Poésies (Amélie Gex)/La Forêt

Claude-Paul Ménard Voir et modifier les données sur Wikidata (p. 95-98).

LA FORÊT



Il est sur l’un des monts de ma vieille Savoie
Un coin sombre et sauvage où le chêne verdoie,
Dont les loups, en hiver, fréquentent les sentiers ;
Où croissent, sans fleurir, de chétifs églantiers ;
Où, sur les rochers gris qu’argentent les cascades,
Le sapin vient ployer ses rameaux en arcades ;
Retraite que les vents, ces pleureurs éternels,
Troublent de leurs accords tristes et solennels.
C’est la haute forêt, noire, sourde et profonde
Dont chaque arbre a vécu tous les âges du monde,
Géant que l’Eternel, sortant de son repos,
Fit germer, le premier, des ferments du chaos.
Des secrets du passé muets dépositaires,
Ces arbres sont du Ciel fièrement tributaires,
S’inclinant seulement sous le souffle puissant
De l’orage qui peut les briser en passant.
Quand pendant les hivers, les froides avalanches
De givre et de glaçons viennent roidir leurs branches,
Et qu’on voit se dresser sous les cieux étoilés,
Dans le sombre horizon, ces pins échevelés,

On dirait, se drapant chacun dans leur suaire,
Des cadavres sortis de leur morne ossuaire…
Et l’été, quand le bruit s’éteint dans les vallons
Gravissant des glaciers les rudes échelons,
Il semble qu’on entend sous ces rameaux mobiles
Les chansons des hameaux et les plaintes des villes…
Là se perdent les voix de l’effrayant concert :
Chants, larmes, cris, sanglots, vent qui vient du désert,
Brise qui sur nos lacs fait avancer la barque,
Source où vient s’abreuver quelque nouveau Pétrarque,
Beuglement des troupeaux au pacage attardés,
Bruits grondeurs des torrents de leurs lits débordés,
Le pas lourd des grands bœufs cheminant sur la route,
Le bélement plaintif de la chèvre qui broute,
Tout s’arrête et tout meurt sous ces arceaux mourants,
Seuil que ne franchit pas le regard des vivants !…
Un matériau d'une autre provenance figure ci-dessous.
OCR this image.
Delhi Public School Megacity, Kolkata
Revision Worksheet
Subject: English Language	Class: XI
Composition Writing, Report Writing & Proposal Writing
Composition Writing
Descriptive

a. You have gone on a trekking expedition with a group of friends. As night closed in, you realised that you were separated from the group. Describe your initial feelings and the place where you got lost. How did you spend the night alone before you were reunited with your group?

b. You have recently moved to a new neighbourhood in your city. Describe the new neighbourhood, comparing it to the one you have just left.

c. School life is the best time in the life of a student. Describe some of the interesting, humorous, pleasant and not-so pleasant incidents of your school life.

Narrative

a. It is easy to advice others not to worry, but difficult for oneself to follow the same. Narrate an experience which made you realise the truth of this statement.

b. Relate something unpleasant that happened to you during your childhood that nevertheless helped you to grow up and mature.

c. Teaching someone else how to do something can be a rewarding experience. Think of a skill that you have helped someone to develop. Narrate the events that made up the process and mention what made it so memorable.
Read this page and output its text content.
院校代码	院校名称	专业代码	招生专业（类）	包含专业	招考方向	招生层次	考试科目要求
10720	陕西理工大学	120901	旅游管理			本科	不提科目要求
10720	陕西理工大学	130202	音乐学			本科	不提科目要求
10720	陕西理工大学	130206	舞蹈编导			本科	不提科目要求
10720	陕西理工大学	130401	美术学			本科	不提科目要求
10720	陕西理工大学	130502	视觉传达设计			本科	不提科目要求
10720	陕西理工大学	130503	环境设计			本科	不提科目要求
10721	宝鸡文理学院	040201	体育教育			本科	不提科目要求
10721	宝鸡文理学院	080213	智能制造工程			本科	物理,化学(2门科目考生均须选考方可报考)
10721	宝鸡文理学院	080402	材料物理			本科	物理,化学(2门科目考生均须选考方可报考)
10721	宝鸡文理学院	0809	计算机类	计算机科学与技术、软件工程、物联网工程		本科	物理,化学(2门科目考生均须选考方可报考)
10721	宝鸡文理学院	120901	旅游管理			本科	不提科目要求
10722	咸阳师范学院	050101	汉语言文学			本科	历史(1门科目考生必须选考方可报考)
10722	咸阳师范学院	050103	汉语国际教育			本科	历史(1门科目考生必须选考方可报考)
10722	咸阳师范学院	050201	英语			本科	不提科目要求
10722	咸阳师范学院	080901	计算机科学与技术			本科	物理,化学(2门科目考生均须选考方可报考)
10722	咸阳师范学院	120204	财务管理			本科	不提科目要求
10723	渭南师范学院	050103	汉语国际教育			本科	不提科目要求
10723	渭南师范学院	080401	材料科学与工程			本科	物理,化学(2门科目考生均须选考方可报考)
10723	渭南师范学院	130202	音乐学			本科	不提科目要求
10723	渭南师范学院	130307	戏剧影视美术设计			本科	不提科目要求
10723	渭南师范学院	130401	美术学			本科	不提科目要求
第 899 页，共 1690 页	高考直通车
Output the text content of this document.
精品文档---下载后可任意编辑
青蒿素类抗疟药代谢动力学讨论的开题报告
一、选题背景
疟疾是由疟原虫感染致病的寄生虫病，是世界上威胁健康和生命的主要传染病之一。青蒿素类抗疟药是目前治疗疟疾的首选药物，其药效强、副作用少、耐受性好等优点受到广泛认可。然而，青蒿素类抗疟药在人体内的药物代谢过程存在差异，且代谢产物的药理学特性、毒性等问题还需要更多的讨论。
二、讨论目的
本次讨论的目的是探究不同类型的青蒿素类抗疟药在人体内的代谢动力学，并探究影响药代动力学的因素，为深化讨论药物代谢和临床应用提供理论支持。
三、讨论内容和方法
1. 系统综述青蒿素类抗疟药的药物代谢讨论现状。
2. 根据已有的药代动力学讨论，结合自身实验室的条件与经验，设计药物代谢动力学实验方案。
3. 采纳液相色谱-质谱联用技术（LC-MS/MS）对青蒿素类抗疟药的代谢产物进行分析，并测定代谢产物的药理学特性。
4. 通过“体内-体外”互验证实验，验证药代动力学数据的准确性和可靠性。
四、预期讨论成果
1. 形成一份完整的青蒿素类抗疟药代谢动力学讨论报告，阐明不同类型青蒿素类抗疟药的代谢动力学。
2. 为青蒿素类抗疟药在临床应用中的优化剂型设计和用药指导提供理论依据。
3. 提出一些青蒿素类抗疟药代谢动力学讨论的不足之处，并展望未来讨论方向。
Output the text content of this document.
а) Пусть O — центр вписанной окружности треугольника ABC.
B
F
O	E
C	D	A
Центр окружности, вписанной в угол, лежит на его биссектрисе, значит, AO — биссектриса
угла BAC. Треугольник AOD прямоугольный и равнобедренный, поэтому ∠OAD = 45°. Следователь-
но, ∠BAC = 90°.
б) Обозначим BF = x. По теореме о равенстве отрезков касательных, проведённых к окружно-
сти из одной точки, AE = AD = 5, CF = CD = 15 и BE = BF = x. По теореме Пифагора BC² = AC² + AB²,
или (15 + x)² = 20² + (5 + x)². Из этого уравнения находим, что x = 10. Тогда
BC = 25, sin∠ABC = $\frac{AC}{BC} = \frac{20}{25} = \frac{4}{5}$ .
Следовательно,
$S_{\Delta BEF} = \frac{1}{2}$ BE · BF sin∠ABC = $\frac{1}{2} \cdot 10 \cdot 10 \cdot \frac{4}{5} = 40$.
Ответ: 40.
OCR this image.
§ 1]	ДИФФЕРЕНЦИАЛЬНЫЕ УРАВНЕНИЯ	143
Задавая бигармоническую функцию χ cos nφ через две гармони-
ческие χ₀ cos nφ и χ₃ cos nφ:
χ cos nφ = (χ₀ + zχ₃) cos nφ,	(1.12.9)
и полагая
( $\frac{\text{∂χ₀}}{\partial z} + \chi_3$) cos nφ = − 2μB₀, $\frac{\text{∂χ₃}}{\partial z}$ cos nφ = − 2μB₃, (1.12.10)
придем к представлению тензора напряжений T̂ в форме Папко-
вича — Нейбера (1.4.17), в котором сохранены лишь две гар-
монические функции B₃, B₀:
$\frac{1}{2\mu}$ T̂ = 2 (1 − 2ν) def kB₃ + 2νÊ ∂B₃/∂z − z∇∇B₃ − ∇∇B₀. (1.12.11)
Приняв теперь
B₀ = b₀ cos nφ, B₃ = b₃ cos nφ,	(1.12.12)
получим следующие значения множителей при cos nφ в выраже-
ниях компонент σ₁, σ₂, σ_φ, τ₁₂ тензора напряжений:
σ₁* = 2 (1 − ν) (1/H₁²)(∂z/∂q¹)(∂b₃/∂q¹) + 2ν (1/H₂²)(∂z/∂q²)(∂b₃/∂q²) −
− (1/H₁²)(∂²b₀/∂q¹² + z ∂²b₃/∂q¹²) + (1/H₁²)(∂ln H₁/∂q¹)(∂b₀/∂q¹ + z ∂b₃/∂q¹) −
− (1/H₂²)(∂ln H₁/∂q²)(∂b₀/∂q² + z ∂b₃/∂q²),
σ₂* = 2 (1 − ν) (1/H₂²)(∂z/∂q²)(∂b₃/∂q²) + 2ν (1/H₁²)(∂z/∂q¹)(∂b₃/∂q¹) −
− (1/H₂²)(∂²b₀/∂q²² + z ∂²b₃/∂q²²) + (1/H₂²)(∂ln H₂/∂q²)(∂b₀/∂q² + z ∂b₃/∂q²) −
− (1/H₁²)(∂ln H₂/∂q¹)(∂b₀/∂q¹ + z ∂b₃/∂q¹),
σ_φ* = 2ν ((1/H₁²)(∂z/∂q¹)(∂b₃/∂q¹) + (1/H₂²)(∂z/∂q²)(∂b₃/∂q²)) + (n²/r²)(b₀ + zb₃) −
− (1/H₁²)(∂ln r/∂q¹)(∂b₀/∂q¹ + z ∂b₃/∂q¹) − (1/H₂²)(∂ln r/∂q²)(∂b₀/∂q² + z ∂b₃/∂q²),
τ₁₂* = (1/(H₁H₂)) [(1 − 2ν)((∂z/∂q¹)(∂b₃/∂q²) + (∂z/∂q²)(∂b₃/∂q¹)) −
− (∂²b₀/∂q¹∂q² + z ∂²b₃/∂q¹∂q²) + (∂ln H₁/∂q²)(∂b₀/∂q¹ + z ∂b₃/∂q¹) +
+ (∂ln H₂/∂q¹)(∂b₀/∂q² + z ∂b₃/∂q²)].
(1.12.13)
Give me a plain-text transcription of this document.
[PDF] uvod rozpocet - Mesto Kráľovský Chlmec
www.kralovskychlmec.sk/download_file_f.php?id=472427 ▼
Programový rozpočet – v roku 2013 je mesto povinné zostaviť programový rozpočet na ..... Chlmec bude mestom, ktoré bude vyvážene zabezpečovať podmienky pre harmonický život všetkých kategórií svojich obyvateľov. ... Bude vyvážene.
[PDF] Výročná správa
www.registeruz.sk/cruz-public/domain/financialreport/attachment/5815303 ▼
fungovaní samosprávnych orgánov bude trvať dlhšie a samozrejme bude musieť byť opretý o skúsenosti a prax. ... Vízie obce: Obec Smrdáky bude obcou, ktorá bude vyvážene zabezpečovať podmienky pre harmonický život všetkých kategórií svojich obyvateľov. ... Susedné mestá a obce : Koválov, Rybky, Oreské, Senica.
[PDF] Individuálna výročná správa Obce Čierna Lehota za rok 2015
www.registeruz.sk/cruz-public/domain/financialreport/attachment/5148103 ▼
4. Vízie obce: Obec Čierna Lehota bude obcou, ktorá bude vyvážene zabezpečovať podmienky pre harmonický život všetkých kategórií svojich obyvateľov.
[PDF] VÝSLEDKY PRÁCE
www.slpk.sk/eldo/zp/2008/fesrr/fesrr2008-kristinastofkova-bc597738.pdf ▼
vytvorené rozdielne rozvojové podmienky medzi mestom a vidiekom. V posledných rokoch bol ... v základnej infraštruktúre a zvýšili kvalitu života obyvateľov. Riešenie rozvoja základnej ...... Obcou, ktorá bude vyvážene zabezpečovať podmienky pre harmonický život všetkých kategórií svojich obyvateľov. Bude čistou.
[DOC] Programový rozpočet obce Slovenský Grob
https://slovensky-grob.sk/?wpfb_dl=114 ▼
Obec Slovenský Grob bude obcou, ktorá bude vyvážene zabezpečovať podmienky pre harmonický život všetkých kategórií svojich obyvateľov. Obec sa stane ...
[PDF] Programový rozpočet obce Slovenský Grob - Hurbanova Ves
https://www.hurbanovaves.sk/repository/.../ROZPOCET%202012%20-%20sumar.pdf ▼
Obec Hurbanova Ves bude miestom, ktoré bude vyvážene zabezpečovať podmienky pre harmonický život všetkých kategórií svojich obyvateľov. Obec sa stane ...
Que dites-vous le soir, en rapprochant vos têtes,
Vieillards ?… Racontez-vous les vents et les tempêtes
            De vos premiers printemps ?
Alors qu’en vos bourgeons coule ardente la séve,
Remontez-vous encor, comme on fait en un rêve,
            À l’aurore des temps ?

Pour parler entre vous des secrets d’un autre âge,
Tantôt vous empruntez l’âpre voix de l’orage
            Et ses rudes accords ;
Tantot, comme un soupir de bouches inconnues,
Passent, en se perdant dans les replis des nues,
            Les chants de nos vieux morts…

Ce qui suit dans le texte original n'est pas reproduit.